Our Supervisor had gotten hold of a legend of an abandoned mine
in a mountain some four or five miles from town. According to the
native story, half a century or more before this period the mine was
worked, and considerable quantities of gold were taken out of it. But
dissensions arose between the _barrios_ that supplied the labor, and
finally the native priests ordered the shaft to be filled and closed,
and all work to cease, lest it bring a curse upon the people. They
obeyed, and the mining interests thereabouts fell into oblivion.

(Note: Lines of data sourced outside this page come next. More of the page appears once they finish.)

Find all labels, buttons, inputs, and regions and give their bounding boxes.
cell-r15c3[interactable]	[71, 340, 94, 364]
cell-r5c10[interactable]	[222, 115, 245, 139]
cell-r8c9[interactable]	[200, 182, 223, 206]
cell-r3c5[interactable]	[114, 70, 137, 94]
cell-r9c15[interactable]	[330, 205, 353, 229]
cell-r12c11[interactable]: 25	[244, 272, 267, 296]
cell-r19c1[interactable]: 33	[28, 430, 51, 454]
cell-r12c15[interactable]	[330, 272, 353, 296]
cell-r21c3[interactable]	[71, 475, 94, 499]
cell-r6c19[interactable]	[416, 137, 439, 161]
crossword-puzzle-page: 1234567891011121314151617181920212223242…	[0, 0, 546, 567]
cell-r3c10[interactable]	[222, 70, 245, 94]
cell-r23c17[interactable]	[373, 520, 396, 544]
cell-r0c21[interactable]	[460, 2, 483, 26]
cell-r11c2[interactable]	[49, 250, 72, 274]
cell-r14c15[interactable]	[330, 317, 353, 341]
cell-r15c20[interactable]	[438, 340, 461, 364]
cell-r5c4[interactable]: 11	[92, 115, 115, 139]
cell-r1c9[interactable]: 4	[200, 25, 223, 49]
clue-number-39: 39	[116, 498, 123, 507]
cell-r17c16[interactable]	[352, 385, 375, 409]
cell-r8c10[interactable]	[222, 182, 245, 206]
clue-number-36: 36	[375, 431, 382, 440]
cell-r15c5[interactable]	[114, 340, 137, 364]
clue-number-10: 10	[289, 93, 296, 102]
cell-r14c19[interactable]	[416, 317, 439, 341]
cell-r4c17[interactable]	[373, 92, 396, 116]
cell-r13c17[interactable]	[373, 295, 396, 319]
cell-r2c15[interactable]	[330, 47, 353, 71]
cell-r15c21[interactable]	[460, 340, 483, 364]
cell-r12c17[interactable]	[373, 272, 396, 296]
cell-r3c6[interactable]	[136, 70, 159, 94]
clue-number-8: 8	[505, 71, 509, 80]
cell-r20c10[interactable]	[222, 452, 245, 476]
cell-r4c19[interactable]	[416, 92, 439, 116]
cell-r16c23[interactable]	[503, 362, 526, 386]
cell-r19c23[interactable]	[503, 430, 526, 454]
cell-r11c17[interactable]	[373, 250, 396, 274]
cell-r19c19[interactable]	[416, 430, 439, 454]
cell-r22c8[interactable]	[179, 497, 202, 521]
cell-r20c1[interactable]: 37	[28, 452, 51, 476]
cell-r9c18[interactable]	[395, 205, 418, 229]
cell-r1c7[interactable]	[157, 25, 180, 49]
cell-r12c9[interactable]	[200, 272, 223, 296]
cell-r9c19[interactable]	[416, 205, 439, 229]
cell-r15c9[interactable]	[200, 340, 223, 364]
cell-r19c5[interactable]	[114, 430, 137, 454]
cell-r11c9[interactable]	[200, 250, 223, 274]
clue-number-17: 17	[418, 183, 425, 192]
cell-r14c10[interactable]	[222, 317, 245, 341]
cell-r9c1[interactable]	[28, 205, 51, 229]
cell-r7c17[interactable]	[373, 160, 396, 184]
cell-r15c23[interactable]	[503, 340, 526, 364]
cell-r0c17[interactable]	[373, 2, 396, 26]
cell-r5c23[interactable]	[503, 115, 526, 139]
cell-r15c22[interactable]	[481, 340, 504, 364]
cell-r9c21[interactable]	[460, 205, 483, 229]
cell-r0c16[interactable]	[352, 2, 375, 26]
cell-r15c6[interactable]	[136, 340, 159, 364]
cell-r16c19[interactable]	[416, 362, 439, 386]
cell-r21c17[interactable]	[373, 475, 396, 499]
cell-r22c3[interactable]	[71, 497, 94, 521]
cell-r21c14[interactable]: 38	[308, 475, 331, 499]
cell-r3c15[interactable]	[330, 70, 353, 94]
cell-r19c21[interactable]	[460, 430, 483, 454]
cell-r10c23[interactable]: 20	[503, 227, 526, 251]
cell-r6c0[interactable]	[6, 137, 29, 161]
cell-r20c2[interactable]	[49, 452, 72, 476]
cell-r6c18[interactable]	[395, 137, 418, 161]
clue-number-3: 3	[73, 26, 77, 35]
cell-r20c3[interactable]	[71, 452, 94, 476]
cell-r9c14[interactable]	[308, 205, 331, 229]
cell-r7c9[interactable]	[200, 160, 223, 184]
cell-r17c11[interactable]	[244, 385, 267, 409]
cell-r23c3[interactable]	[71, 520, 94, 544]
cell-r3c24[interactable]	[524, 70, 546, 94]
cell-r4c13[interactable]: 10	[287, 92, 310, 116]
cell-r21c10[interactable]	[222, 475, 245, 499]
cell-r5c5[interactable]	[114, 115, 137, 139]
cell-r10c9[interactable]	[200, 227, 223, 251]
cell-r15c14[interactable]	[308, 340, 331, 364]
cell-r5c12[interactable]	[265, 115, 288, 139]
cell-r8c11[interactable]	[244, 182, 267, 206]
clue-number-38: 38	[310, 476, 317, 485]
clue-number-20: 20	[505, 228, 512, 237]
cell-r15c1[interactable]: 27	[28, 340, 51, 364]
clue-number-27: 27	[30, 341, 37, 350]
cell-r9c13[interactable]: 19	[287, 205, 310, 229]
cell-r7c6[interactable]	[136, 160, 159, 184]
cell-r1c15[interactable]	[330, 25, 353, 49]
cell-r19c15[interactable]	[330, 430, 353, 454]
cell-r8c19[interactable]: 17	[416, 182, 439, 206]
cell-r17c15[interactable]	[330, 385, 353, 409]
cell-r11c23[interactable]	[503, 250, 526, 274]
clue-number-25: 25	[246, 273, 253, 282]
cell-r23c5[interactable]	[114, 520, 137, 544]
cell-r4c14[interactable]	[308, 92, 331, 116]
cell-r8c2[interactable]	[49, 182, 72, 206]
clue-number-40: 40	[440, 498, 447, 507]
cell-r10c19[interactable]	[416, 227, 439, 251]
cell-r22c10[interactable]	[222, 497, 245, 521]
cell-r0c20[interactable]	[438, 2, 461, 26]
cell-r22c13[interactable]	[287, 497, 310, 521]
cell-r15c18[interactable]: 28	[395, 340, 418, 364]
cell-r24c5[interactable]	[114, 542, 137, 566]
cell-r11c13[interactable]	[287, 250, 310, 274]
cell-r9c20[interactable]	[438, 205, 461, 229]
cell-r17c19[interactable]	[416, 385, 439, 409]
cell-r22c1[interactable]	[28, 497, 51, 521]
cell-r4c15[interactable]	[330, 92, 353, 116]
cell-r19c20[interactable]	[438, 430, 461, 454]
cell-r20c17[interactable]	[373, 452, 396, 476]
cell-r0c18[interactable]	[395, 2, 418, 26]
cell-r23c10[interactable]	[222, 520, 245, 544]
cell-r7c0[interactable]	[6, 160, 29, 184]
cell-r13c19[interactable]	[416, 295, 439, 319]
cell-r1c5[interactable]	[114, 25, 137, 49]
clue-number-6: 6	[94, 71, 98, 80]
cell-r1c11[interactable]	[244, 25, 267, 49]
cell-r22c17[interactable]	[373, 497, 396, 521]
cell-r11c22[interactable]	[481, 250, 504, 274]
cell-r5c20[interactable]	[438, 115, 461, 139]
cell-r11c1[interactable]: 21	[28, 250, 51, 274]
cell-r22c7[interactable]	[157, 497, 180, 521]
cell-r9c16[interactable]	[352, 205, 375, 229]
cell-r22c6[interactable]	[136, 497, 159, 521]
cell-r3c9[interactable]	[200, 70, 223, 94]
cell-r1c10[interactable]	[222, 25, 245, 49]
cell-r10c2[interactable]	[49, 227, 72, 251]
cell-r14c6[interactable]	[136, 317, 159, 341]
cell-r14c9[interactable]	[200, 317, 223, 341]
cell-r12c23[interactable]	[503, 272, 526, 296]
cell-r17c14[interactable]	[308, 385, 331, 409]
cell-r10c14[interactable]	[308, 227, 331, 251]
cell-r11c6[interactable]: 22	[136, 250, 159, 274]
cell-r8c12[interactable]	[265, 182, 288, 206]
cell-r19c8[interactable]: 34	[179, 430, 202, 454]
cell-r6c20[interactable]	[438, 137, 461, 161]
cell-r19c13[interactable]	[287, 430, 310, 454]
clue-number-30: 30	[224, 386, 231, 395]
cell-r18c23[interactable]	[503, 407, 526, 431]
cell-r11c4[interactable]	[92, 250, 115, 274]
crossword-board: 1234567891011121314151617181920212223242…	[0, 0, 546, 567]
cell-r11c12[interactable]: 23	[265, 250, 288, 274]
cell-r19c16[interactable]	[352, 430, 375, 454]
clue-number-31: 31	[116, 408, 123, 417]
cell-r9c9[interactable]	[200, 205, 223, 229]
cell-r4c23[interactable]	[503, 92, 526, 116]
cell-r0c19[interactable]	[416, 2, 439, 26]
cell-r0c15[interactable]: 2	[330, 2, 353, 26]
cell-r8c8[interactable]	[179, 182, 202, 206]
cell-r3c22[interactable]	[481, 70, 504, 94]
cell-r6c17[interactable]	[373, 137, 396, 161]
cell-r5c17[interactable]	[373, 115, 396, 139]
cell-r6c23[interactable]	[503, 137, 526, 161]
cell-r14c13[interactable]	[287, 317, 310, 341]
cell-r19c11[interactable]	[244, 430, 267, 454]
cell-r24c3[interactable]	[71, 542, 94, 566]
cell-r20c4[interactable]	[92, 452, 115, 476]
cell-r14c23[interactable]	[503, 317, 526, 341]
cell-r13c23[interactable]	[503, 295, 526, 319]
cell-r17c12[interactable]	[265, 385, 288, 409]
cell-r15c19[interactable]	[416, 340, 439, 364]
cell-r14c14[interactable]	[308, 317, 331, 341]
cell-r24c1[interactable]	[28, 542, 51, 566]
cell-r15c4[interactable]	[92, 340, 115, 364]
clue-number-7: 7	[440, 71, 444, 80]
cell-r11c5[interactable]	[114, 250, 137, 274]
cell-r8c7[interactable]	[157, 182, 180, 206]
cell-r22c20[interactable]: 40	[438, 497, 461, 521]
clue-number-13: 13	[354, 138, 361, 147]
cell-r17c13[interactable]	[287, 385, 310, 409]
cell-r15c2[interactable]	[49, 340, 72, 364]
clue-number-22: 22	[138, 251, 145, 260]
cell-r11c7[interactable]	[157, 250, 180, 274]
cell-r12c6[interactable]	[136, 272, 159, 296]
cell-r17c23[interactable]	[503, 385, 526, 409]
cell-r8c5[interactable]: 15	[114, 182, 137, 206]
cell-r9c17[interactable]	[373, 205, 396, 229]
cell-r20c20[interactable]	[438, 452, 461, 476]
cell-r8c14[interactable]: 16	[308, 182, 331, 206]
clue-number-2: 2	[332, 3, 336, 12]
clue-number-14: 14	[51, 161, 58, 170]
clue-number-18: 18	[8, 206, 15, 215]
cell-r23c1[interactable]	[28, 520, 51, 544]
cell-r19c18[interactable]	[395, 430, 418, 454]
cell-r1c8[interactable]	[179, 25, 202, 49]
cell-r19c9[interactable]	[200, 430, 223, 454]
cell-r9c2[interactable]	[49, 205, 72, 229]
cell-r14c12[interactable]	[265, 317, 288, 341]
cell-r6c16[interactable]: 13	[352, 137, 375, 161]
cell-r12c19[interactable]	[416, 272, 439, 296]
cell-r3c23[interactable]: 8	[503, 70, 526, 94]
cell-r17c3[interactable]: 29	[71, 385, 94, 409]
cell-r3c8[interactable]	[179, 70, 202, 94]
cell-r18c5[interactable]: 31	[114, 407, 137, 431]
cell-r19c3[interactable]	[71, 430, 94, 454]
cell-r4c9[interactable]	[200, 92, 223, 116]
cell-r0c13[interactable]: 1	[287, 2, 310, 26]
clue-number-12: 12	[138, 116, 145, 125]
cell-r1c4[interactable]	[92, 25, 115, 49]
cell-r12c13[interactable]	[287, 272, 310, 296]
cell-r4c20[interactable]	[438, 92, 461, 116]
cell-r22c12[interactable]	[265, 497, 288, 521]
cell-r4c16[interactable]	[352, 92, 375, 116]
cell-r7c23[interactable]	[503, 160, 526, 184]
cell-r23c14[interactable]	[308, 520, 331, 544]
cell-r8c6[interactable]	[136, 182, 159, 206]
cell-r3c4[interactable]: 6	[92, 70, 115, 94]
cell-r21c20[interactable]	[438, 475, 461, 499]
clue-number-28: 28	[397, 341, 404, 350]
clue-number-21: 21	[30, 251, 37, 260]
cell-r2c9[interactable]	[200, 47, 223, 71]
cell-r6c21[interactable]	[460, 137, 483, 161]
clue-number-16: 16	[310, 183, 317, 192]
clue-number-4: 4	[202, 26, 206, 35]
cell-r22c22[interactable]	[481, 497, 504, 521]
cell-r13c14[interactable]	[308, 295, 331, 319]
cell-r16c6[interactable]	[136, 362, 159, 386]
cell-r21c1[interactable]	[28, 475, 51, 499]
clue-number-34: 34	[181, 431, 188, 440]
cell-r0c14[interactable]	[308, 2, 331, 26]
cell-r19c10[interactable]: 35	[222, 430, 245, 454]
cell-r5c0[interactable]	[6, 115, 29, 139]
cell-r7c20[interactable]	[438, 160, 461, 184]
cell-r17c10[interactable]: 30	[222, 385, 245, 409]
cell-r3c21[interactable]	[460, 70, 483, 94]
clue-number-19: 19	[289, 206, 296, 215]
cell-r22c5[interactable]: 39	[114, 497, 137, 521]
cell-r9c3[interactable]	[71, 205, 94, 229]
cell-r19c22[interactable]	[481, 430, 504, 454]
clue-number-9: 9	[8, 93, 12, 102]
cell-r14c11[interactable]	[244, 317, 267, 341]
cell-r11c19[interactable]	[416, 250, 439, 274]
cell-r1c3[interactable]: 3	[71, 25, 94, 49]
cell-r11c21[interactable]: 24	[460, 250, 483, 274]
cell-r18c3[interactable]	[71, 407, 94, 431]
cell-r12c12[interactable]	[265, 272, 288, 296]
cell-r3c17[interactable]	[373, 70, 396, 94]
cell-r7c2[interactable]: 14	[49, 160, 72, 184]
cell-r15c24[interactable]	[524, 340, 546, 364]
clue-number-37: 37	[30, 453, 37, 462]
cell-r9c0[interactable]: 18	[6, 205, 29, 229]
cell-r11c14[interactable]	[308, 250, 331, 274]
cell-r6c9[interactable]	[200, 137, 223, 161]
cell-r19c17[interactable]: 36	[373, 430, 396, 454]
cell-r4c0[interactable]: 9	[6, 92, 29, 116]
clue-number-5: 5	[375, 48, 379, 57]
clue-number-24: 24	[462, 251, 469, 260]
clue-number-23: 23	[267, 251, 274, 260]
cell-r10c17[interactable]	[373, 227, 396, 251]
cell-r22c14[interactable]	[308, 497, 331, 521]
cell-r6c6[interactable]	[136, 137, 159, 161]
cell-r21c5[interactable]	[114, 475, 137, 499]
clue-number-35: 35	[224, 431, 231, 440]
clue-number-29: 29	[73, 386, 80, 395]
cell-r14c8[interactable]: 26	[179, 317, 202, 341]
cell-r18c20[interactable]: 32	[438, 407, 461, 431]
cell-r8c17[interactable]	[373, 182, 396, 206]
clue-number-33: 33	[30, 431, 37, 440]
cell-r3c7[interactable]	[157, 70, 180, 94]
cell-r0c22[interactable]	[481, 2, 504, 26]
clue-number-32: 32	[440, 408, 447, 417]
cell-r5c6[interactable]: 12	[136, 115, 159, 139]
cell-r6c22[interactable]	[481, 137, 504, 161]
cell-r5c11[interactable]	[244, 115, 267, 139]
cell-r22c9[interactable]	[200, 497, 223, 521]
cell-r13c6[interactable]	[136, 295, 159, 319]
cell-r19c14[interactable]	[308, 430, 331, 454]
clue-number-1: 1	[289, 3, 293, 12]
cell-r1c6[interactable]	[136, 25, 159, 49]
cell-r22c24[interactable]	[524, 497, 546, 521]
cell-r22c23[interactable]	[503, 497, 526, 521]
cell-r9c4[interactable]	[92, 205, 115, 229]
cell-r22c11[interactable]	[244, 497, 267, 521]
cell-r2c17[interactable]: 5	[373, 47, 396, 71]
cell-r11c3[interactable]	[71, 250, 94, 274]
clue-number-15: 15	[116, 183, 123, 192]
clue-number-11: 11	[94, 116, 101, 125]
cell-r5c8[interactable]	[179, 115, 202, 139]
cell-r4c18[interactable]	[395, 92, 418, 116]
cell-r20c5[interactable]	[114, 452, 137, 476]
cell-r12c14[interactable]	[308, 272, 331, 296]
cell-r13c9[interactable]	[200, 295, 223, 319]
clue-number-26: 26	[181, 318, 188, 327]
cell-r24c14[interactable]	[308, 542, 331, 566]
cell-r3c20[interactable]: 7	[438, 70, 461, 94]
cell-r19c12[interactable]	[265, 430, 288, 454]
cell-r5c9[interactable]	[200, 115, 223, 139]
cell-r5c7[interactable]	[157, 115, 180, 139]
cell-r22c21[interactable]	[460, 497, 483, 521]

The Supervisor had, with native assistance, located the spot, and
made a few crude washings in which he found "color." Then he came
back to make a sluice box, and, together with a young lieutenant of
constabulary, intended to pass the Sabbath day in further investigation
of the mine's possibilities.
The occasion was too tempting. I promptly laid siege to the
Supervisor's wife, pleading that she induce her liege to let us
accompany him. As he was good-natured and the trip was short and easy,
he consented. We were to leave town in a _baroto_ at three A.M. to
get the benefit of the tide. At half-past nine the night before, the
lunch basket containing my contribution to the commissary department
was packed and suspended from the ceiling by a rope, protected by
a petroleum-soaked rag, and I went to bed to dream of gold mines,
country houses, yachts, and European travel.